Update Employment Law December 2021

No risk of loss of working hours on the part of the employer in the event of a plant closure in the course of the Corona lockdown

Press release of the Federal Labour Court dated 13.10.2021 - 5 AZR 211/21

If the employer has to temporarily close his business due to a government-imposed general "lockdown" to combat the Corona pandemic, he does not bear the risk of the loss of work and is not obliged to pay remuneration to the employees under the aspect of default of acceptance. This press release of the Federal Labour Court of 13 October 2021 must have gone through the German economy like a drumbeat. 

This is because in German labour law the principle of "no pay without work" applies. However, this is broken by numerous exceptions. These include, among other things, that the employer bears the operational risk and owes his employees, whom he cannot deploy in the event that this risk materialises, continued payment of remuneration in accordance with the principles of default of acceptance. Therefore, when many companies had to cease operations in the spring of 2020 due to the Corona pandemic as a result of official closure orders, the question arose for many employers who were subsequently unable to employ all or part of their workforce as to whether or not the pandemic-related closures constituted a case of the risk of loss of work. 

The Federal Labour Court had to deal with this very question in the case underlying the press release and came to the - admittedly surprising - conclusion that there was no case of an operational risk to be borne by the employer.

Facts

Since October 2019, the plaintiff had been working as a marginal employee against a monthly remuneration of EUR 432.00 in the sales department of a branch of the defendant in Bremen, which operates a trade in sewing machines and accessories. In April 2020, the store was closed due to the "General Decree on the Prohibition of Events, Meetings and the Opening of Certain Establishments for the Containment of Coronavirus" of the Free Hanseatic City of Bremen of 23 March 2020. Therefore, the plaintiff could not work and did not receive any remuneration. In her action, she sought payment of her remuneration for the month of April 2020 on the grounds of default of acceptance. The plaintiff was of the opinion that the closure of the business due to an official order was a case of operational risk to be borne by the defendant as employer.

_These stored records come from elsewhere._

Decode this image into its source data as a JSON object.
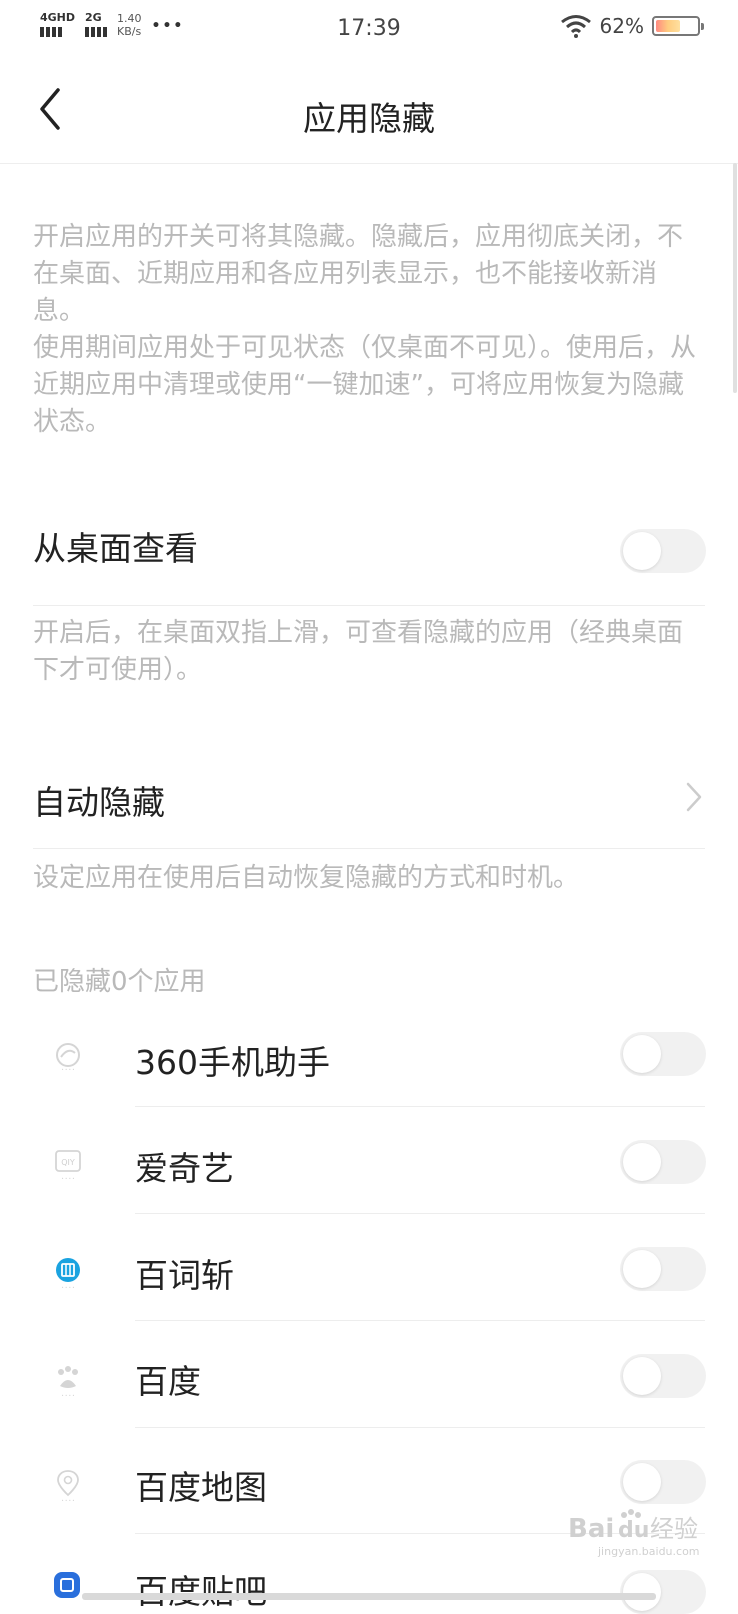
{
  "status_bar": {
    "sim1_label": "4GHD",
    "sim2_label": "2G",
    "speed_value": "1.40",
    "speed_unit": "KB/s",
    "more": "•••",
    "time": "17:39",
    "battery_percent": "62%",
    "battery_level": 0.62
  },
  "header": {
    "back_icon": "back-chevron-icon",
    "title": "应用隐藏"
  },
  "intro": {
    "paragraph1": "开启应用的开关可将其隐藏。隐藏后，应用彻底关闭，不在桌面、近期应用和各应用列表显示，也不能接收新消息。",
    "paragraph2": "使用期间应用处于可见状态（仅桌面不可见）。使用后，从近期应用中清理或使用“一键加速”，可将应用恢复为隐藏状态。"
  },
  "view_from_desktop": {
    "title": "从桌面查看",
    "enabled": false,
    "description": "开启后，在桌面双指上滑，可查看隐藏的应用（经典桌面下才可使用）。"
  },
  "auto_hide": {
    "title": "自动隐藏",
    "description": "设定应用在使用后自动恢复隐藏的方式和时机。"
  },
  "hidden_apps": {
    "count_label": "已隐藏0个应用",
    "apps": [
      {
        "name": "360手机助手",
        "icon": "360-assistant-icon",
        "enabled": false
      },
      {
        "name": "爱奇艺",
        "icon": "iqiyi-icon",
        "enabled": false
      },
      {
        "name": "百词斩",
        "icon": "baicizhan-icon",
        "enabled": false
      },
      {
        "name": "百度",
        "icon": "baidu-icon",
        "enabled": false
      },
      {
        "name": "百度地图",
        "icon": "baidu-map-icon",
        "enabled": false
      },
      {
        "name": "百度贴吧",
        "icon": "baidu-tieba-icon",
        "enabled": false
      }
    ]
  },
  "watermark": {
    "brand": "Bai",
    "brand2": "du",
    "suffix": "经验",
    "url": "jingyan.baidu.com"
  },
  "colors": {
    "toggle_off": "#f1f1f1",
    "secondary_text": "#b9b9b9",
    "divider": "#ededed",
    "baicizhan_blue": "#1aa3e0",
    "tieba_blue": "#2a6fdc"
  }
}
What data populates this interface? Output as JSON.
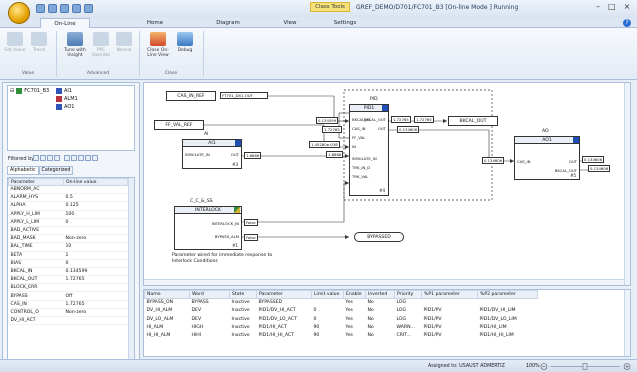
{
  "window": {
    "title": "GREF_DEMO/D701/FC701_B3 [On-line Mode ] Running",
    "context_tab": "Class Tools",
    "controls": [
      "–",
      "□",
      "×"
    ]
  },
  "tabs": [
    {
      "label": "On-Line",
      "active": true
    },
    {
      "label": "Home",
      "active": false
    },
    {
      "label": "Diagram",
      "active": false
    },
    {
      "label": "View",
      "active": false
    },
    {
      "label": "Settings",
      "active": false
    }
  ],
  "ribbon": {
    "groups": [
      {
        "label": "Value",
        "buttons": [
          {
            "label": "Set Value",
            "enabled": false
          },
          {
            "label": "Trend",
            "enabled": false
          }
        ]
      },
      {
        "label": "Advanced",
        "buttons": [
          {
            "label": "Tune with Insight",
            "enabled": true
          },
          {
            "label": "PPC Operate",
            "enabled": false
          },
          {
            "label": "Neural",
            "enabled": false
          }
        ]
      },
      {
        "label": "Close",
        "buttons": [
          {
            "label": "Close On-Line View",
            "enabled": true
          },
          {
            "label": "Debug",
            "enabled": true
          }
        ]
      }
    ]
  },
  "tree": {
    "root": "FC701_B3",
    "children": [
      "AI1",
      "ALM1",
      "AO1"
    ]
  },
  "filter": {
    "label": "Filtered by:"
  },
  "props_tabs": [
    "Alphabetic",
    "Categorized"
  ],
  "props": {
    "headers": [
      "Parameter",
      "On-line value"
    ],
    "rows": [
      [
        "ABNORM_AC",
        ""
      ],
      [
        "ALARM_HYS",
        "0.5"
      ],
      [
        "ALPHA",
        "0.125"
      ],
      [
        "APPLY_H_LIM",
        "100"
      ],
      [
        "APPLY_L_LIM",
        "0"
      ],
      [
        "BAD_ACTIVE",
        ""
      ],
      [
        "BAD_MASK",
        "Non-zero"
      ],
      [
        "BAL_TIME",
        "10"
      ],
      [
        "BETA",
        "1"
      ],
      [
        "BIAS",
        "0"
      ],
      [
        "BKCAL_IN",
        "0.134599"
      ],
      [
        "BKCAL_OUT",
        "1.72765"
      ],
      [
        "BLOCK_ERR",
        ""
      ],
      [
        "BYPASS",
        "Off"
      ],
      [
        "CAS_IN",
        "1.72765"
      ],
      [
        "CONTROL_O",
        "Non-zero"
      ],
      [
        "DV_HI_ACT",
        ""
      ]
    ]
  },
  "diagram": {
    "tags": {
      "cas_in_ref": "CAS_IN_REF",
      "cas_in_ref_val": "FT701_DX1.OUT",
      "ff_val_ref": "FF_VAL_REF",
      "bkcal_out": "BKCAL_OUT",
      "bypassed": "BYPASSED"
    },
    "pid": {
      "type": "PID",
      "name": "PID1",
      "number": "#4",
      "inputs": [
        "BKCAL_IN",
        "CAS_IN",
        "FF_VAL",
        "IN",
        "SIMULATE_IN",
        "TRK_IN_D",
        "TRK_VAL"
      ],
      "outputs": [
        "BKCAL_OUT",
        "OUT"
      ],
      "values": {
        "bkcal_in": "0.134599",
        "cas_in": "1.72765",
        "ff_val": "1.45280e-038",
        "in": "1.6866",
        "bkcal_out": "1.72765",
        "out": "0.134606"
      }
    },
    "ai": {
      "type": "AI",
      "name": "AI1",
      "number": "#3",
      "pins_in": [
        "SIMULATE_IN"
      ],
      "pins_out": [
        "OUT"
      ],
      "out_value": "1.6866"
    },
    "ao": {
      "type": "AO",
      "name": "AO1",
      "number": "#5",
      "pins_in": [
        "CAS_IN"
      ],
      "pins_out": [
        "OUT",
        "BKCAL_OUT"
      ],
      "values": {
        "cas_in": "0.134606",
        "out": "0.134606",
        "bkcal_out": "0.134606"
      },
      "pid_out_value": "1.72765"
    },
    "interlock": {
      "type": "C_C_&_SS",
      "name": "INTERLOCK",
      "number": "#1",
      "pins_out": [
        "INTERLOCK_IN",
        "BYPASS_ALM"
      ],
      "values": [
        "False",
        "False"
      ],
      "comment": "Parameter wired for immediate response to Interlock Conditions"
    }
  },
  "alarms": {
    "headers": [
      "Name",
      "Word",
      "State",
      "Parameter",
      "Limit value",
      "Enable",
      "Inverted",
      "Priority",
      "%P1 parameter",
      "%P2 parameter"
    ],
    "rows": [
      [
        "BYPASS_ON",
        "BYPASS",
        "Inactive",
        "BYPASSED",
        "",
        "Yes",
        "No",
        "LOG",
        "",
        ""
      ],
      [
        "DV_HI_ALM",
        "DEV",
        "Inactive",
        "PID1/DV_HI_ACT",
        "0",
        "Yes",
        "No",
        "LOG",
        "PID1/PV",
        "PID1/DV_HI_LIM"
      ],
      [
        "DV_LO_ALM",
        "DEV",
        "Inactive",
        "PID1/DV_LO_ACT",
        "0",
        "Yes",
        "No",
        "LOG",
        "PID1/PV",
        "PID1/DV_LO_LIM"
      ],
      [
        "HI_ALM",
        "HIGH",
        "Inactive",
        "PID1/HI_ACT",
        "90",
        "Yes",
        "No",
        "WARN...",
        "PID1/PV",
        "PID1/HI_LIM"
      ],
      [
        "HI_HI_ALM",
        "HIHI",
        "Inactive",
        "PID1/HI_HI_ACT",
        "90",
        "Yes",
        "No",
        "CRIT...",
        "PID1/PV",
        "PID1/HI_HI_LIM"
      ]
    ]
  },
  "status": {
    "assigned": "Assigned to: USAUST ADMERTIZ",
    "zoom": "100%"
  },
  "colors": {
    "accent": "#1f4fb3",
    "context_tab": "#f7e27a"
  }
}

The defendant opposed this and claimed that the measures ordered by the Free Hanseatic City of Bremen to combat the pandemic concerned the general risk of life which could not be controlled and had to be borne equally by everyone.

The lower courts granted the action. The revision of the defendant, which was allowed by the Lower Saxony Regional Labour Court (judgment of 23 March 2021 - 11 Sa 1062/20), was successful.

Content of the press release

According to its press release, the Federal Labour Court follows the view of the defendant and states that the employer does not bear the risk of loss of work if - as in the present case - in order to protect the population from severe and fatal courses of disease as a result of SARS-CoV-2 infections, social contacts are reduced to a minimum by order of the authorities in a federal state and all establishments which are not necessary for the care of the population are closed almost nationwide. In such a case, an operational risk inherent in a particular business did not materialize. Rather, the impossibility of work performance was the consequence of a sovereign intervention to combat a dangerous situation affecting society as a whole. 

It was. therefore, up to the state to ensure, where appropriate, adequate compensation for the financial disadvantages suffered by employees as a result of the sovereign intervention - as was partly the case with the facilitated access to short-time allowance. Insofar as such compensation was not guaranteed - as in the case of the plaintiff as a marginally employed person - this was based on gaps in the regulatory system under social security law. However, the employer's payment obligation under employment law could not be derived from the absence of downstream claims.

Significance of the decision for practice

Notwithstanding the fact that a final assessment of the decision is not possible without reading the reasons for the decision - which are not yet available - the significance of the present decision is likely to be immense. 

At first glance, the Federal Labour Court's argumentation that in the case of the Corona pandemic no risk specific to the respective company materialises seems plausible. Less comprehensible, on the other hand, is the consideration that it is a matter for the state to compensate for the resulting disadvantages for the employees by - as happened - facilitating access to short-time allowance. For, notwithstanding the fact that it was not possible in the plaintiff's case to submit an application for short-time allowance, it is the employer's responsibility to notify the loss of work and to apply for short-time allowance for the employees concerned. Thus, the employees are dependent on the employer's cooperation. It is also usually the employer who takes the initiative in arranging for short-time work by means of contractual arrangements, as this enables the employer to protect himself more efficiently than the employees against the consequences of a pandemic-related work stoppage. However, the extent to which this consideration played a role in the Federal Labour Court's decision cannot be assessed here and, thus, remains to be seen.

Practical advice

If employers have continued to pay wages during the lockdowns caused by the pandemic - for example, because they did not meet the requirements for short-time allowance - the Federal Labour Court has ruled that it is generally possible to reclaim these payments. In addition to the requirements under collective and individual law in the individual case, the aspect of company peace must also be taken into account when making this decision.